当然その中には、物資を手に入れられる人と、手に入れられない人があって、有り体に言えば弱肉強食の奪い合いが発生していた。暴力だ。
戦いの中で二人の生存者によって別々の方向に引っ張られた菓子は、袋が爆発したみたいに中身をぶちまけた。
ここでは、金よりも腕っぷしが物を言う。
こういうの大好きだ。誰が正しくて誰が悪いというのもない。飯を取られた弱い生存者が、奪った相手の太ももにハサミを突き立て捻る。
獣のような絶叫と共に男が倒れ、首を踏まれて絶命した。
足の怪我は、例え、適切な応急処置をしたとしても元のようには歩けなかっただろう。
これで良かったのだ。むしろ、武士の情けで、醜態をさらして生きる恥を防がれたとも考えられる。

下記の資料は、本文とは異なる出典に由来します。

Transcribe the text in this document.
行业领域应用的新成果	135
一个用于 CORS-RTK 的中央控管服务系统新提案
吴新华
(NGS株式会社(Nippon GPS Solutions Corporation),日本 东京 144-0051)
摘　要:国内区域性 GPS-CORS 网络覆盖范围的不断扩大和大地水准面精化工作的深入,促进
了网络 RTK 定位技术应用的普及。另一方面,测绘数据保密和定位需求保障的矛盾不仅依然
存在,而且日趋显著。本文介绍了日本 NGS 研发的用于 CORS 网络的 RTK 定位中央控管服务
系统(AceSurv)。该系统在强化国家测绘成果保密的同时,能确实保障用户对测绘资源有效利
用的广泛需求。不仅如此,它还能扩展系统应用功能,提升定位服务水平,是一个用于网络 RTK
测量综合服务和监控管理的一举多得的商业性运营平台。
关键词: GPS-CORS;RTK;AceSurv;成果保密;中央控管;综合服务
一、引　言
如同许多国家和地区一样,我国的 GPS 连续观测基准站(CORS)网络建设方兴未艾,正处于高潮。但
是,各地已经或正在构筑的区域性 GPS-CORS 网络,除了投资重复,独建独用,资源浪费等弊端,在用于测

俺はもうニコニコだった。ここに生きる世界があると思った。
玲子さんにひかれながら、ドラッグストアに入ったところ、他の生存者は逃げていった。
え。
嫌なので追いかけるとその分だけ距離を取られた。
まるで、俺が未知の感染症にかかっているみたいな仕打ちだった。
「ちょっと待ってください!!まって!!まって!!物資取りに来ただけだから!!」
先程みたいな素晴らしい語り合いを是非に!!と所望しているのに全く相手にされない。
店内を3周も追いかけて、終いにはお菓子の袋を投げつけられた。
「菓子はあげただろう!!近づくなよ!!」
なんだぁ? 差別かぁ?
俺は人一倍こういうのが嫌いだった。
店舗を後にすると露骨に安堵する生存者たち、それを見てニコニコの俺は車のエンジンをかけた。
アクセルを踏み込む。
加速。時速60キロ。車の鼻っ面が触れるや否や、店のガラスがCGみたいに砕け散って、中にいた生存者を車で片っ端からはねていった。